New State Auditor Tom Schweich says he’ll be building on the office he’s inheriting, rather than starting from scratch.
Schweich says it’s not always enough just to publish an audit. He says he plans to do all he can to keep those he’s auditing accountable.
“The way we’re going to do these audits is very simple. You go in there, you meet with the people, it’s always done that way, you establish the parameters of the audit. You finish your audit; you sit down with them and show them your recommendations. You try to get agreement on what the changes are going to be and you put a time on that. If they don’t do it, I’m going to be back. I can assure you that they are not going to simply put it on a shelf, we will return,” Schweich said.
Schweich says he doesn’t plan to use his office to try to change state policy, and that he would be doing a disservice to Missourians to use his position as an auditor in political ways. But he says he will use his audits to get a broad amount of information about the entities involved.
“Take a step back and not only say, OK the overtime policy needs a little adjustment, and the invoicing isn’t quite right, and the procurement wasn’t quite down competitively… I want to let people know, ‘is this agency serving you well or not? We will be putting in some changes into the way the audits are delivered so that you all know what our opinion is when we finish auditing something, how do they compare relative to other school districts, relative to other agencies, relative to other commissions? Are the taxpayers getting their money’s worth, or is this an organization that needs some serious change?” Schweich said.

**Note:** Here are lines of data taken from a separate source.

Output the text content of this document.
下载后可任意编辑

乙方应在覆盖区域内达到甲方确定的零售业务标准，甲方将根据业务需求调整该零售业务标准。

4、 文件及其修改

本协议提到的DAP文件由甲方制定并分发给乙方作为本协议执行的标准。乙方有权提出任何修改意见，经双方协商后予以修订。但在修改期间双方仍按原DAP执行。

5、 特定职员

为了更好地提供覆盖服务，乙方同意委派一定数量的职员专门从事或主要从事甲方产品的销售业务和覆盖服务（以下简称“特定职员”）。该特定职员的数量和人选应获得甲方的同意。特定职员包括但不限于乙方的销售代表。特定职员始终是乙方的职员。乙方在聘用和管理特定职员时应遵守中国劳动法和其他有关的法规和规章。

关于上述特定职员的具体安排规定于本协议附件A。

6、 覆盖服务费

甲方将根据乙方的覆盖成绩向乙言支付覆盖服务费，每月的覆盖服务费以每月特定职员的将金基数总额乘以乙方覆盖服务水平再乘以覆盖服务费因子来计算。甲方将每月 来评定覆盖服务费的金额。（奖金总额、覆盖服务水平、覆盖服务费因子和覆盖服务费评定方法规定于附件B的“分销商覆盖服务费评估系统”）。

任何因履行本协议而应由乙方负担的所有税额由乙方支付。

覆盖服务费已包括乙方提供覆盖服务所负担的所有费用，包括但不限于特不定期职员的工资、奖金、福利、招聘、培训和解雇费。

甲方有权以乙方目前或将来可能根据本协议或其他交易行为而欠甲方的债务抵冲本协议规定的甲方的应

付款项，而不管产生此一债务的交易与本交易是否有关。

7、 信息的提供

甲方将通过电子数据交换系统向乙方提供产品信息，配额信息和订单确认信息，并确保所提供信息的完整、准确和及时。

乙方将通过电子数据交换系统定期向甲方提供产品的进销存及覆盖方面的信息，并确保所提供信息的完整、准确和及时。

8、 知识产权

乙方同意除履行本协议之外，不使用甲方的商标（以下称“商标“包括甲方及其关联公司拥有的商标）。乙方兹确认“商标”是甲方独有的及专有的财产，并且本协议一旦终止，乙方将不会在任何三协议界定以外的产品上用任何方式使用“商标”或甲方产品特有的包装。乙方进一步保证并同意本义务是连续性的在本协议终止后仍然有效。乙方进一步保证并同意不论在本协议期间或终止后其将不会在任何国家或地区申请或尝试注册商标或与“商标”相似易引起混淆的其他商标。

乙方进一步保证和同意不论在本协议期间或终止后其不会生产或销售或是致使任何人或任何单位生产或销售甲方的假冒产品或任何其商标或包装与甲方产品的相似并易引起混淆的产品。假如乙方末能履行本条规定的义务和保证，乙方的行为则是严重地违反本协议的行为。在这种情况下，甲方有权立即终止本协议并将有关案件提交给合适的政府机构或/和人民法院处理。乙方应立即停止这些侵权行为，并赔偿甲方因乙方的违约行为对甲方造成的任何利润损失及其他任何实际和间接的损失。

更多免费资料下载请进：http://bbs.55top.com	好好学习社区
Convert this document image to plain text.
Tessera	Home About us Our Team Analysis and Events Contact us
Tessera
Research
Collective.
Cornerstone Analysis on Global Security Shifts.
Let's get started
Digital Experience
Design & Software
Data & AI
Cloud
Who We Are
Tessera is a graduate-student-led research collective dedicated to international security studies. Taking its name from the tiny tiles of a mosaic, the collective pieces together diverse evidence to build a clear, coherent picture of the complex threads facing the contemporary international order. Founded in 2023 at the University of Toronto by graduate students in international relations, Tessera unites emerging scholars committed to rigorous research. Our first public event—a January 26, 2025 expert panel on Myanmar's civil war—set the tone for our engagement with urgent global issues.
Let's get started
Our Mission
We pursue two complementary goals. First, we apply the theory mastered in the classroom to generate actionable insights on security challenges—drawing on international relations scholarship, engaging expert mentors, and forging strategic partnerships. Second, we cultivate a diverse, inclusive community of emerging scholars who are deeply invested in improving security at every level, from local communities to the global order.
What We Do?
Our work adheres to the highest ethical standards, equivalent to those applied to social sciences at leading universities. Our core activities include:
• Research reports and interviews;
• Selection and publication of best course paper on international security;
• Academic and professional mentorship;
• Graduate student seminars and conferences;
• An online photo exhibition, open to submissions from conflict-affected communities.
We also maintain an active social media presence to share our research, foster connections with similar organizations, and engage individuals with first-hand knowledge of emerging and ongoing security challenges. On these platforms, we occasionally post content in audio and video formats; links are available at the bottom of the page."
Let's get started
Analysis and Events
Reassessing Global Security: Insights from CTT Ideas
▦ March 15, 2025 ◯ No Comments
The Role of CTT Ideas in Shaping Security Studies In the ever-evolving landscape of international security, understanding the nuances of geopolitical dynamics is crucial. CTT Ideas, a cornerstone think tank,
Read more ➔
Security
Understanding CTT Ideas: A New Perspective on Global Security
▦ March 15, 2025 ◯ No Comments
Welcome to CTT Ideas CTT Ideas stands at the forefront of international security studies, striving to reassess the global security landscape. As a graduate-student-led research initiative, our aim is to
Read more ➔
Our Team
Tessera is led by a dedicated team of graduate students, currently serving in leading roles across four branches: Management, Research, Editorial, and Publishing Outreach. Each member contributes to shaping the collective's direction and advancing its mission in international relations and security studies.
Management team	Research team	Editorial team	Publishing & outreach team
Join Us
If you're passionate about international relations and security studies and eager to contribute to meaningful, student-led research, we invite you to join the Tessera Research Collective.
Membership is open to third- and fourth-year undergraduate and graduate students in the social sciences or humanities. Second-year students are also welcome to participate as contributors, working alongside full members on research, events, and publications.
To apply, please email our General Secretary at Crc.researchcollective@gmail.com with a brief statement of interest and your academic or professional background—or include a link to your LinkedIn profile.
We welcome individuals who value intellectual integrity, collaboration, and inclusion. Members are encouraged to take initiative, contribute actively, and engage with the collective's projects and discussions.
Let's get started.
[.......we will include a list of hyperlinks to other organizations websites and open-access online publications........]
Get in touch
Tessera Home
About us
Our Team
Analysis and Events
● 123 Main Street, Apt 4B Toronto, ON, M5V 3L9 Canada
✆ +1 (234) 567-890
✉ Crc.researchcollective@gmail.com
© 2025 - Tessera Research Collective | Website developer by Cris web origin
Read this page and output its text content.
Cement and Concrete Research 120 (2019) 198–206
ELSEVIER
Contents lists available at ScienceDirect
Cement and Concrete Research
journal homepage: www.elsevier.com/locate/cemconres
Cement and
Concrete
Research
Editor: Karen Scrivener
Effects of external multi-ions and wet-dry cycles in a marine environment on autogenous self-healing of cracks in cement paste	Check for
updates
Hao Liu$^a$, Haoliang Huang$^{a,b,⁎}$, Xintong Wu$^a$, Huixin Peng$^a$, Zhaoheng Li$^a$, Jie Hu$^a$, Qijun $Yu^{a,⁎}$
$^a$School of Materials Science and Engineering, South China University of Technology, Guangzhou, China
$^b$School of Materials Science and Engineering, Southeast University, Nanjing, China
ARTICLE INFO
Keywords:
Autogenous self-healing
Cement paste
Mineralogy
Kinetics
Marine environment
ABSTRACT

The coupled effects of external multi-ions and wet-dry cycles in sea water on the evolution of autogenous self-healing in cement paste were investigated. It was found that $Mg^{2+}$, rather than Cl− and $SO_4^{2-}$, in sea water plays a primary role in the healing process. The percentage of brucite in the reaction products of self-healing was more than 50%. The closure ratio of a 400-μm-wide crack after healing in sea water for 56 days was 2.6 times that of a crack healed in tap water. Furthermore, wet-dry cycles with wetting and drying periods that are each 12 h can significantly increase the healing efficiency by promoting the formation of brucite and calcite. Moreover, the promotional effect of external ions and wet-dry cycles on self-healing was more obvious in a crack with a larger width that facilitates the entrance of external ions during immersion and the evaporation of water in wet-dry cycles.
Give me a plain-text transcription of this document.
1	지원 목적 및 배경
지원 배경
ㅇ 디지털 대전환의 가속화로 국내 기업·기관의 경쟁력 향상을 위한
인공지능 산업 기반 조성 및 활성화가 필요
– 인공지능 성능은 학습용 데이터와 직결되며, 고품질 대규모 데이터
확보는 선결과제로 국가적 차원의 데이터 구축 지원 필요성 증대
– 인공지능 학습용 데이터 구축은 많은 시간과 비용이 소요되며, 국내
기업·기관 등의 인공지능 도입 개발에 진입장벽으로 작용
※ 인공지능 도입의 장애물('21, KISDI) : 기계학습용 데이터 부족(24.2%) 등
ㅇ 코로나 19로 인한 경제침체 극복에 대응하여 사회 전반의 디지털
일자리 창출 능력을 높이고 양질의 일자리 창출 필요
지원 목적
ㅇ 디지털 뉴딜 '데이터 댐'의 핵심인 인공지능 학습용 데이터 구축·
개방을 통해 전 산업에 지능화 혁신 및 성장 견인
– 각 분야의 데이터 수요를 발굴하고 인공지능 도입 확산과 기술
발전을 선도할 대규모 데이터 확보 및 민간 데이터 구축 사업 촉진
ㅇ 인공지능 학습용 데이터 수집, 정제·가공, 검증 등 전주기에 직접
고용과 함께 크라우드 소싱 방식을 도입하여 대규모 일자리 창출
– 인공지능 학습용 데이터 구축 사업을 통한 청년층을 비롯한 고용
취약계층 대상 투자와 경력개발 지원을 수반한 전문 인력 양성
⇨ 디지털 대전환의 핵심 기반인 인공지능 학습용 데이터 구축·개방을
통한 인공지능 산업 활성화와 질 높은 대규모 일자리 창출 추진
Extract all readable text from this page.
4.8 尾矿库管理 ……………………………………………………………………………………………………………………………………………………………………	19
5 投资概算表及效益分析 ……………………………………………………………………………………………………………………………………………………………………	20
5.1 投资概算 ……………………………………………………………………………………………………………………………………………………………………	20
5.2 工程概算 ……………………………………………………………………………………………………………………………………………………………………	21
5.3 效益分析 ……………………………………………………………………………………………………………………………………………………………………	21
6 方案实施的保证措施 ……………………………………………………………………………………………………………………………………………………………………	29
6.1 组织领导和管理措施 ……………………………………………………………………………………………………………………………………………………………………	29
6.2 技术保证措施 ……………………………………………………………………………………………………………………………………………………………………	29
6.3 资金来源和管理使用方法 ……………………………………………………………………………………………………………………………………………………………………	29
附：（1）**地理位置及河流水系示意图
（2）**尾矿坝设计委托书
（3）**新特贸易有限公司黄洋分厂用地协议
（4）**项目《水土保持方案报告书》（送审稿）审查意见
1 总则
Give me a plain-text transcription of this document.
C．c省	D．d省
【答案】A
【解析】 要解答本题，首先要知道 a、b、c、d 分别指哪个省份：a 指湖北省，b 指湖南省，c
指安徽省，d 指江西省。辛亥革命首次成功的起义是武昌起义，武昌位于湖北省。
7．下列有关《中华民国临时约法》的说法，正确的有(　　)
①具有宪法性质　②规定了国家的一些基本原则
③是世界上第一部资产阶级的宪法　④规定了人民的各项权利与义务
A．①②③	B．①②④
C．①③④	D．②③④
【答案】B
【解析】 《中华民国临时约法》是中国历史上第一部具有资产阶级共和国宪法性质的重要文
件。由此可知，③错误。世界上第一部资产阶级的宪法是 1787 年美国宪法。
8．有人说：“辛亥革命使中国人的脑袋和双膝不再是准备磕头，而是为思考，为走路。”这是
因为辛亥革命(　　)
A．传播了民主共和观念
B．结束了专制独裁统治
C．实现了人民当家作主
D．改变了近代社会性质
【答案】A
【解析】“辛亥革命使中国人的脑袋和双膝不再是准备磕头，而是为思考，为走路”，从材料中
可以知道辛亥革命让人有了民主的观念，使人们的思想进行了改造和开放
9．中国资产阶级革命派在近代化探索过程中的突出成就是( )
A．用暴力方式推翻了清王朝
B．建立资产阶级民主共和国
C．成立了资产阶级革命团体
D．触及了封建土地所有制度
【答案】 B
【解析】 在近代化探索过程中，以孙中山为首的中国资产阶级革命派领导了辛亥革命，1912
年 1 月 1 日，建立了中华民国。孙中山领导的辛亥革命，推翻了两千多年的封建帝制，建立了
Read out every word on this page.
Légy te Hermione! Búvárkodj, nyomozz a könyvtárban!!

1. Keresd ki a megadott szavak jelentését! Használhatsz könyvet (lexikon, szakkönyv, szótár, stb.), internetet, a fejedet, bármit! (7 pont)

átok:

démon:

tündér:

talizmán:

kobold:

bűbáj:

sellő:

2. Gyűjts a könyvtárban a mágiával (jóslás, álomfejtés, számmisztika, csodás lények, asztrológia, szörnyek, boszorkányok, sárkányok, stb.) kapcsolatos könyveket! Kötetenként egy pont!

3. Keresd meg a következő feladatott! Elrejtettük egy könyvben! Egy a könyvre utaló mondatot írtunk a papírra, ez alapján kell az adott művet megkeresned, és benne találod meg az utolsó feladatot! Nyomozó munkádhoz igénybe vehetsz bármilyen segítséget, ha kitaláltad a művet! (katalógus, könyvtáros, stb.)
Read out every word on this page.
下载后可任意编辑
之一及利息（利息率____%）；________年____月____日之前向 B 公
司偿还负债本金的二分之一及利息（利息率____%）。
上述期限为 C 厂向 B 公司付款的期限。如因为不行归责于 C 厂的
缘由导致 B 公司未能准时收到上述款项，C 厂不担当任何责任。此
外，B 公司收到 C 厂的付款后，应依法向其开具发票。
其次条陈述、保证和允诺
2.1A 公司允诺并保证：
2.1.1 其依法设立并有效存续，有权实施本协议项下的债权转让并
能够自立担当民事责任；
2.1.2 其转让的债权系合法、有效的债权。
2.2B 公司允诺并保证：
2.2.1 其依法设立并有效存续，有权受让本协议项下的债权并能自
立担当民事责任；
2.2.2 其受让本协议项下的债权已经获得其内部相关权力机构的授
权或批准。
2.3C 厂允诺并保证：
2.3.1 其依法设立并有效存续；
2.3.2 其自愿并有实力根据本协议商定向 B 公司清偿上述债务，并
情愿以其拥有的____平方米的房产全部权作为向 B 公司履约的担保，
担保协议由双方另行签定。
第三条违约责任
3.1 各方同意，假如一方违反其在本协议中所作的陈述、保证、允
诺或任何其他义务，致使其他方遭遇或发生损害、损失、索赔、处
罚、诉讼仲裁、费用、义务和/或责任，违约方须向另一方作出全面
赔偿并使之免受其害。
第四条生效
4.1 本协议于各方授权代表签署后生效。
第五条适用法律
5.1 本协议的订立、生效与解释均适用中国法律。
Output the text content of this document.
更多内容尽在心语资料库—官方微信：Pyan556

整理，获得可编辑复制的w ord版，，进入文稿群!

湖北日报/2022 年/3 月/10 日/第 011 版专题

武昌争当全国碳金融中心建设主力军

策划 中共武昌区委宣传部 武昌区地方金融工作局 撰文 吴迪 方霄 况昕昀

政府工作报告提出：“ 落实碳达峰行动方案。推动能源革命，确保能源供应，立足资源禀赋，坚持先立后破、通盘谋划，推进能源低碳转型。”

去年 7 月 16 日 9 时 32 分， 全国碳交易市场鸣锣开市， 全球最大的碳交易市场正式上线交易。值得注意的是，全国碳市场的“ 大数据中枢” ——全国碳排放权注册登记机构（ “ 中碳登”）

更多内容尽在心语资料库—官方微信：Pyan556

When Claire McCaskill was state auditor, she did so-called ‘performance audits,’ that mostly dealt with non-financial aspects of an entity’s performance. We asked Schweich if he plans to do the same.
“Performance audit is a very broad phrase and can be interpreted in a lot of different ways; I don’t really like the phrase. What I can tell you is I won’t just be looking at accounting standards, I’ll be looking at accounting standards, I will be looking at the performance of government. But I’m not going to have, like Claire McCaskill did, a separate performance division of the auditor’s office. I think it’s all part of the same thing,” Schweich said.
Schweich says he plans to complete all of the audits started by his predecessor, Susan Montee. He also has a number of audits planned for this year; including the ethics commission, a number of cities, and 23 county audits.
At his first press conference as auditor, Schweich announced his new senior staff. He says he tried to keep much of the previous staff intact, including three audit supervisors who have worked for state auditors for nearly 30 years. But he also made some new hires, including his Deputy Auditor Harry Otto, a past President of the Missouri Society of Certified Public Accountants. Patricia Vincent, the former Director of the Department of Revenue, will serve as Schweich’s Director of Administration.
“I was lucky enough; I interviewed multiple people for all these positions, in some cases more than 10 or 15 people. In each case I was lucky to get my very first choice, who accepted the offer that was given to them,” Schweich said.
Schweich also hired his campaign manager as his Chief of Staff, and brought in new lawyers, media relations employees, and a legislative advisor.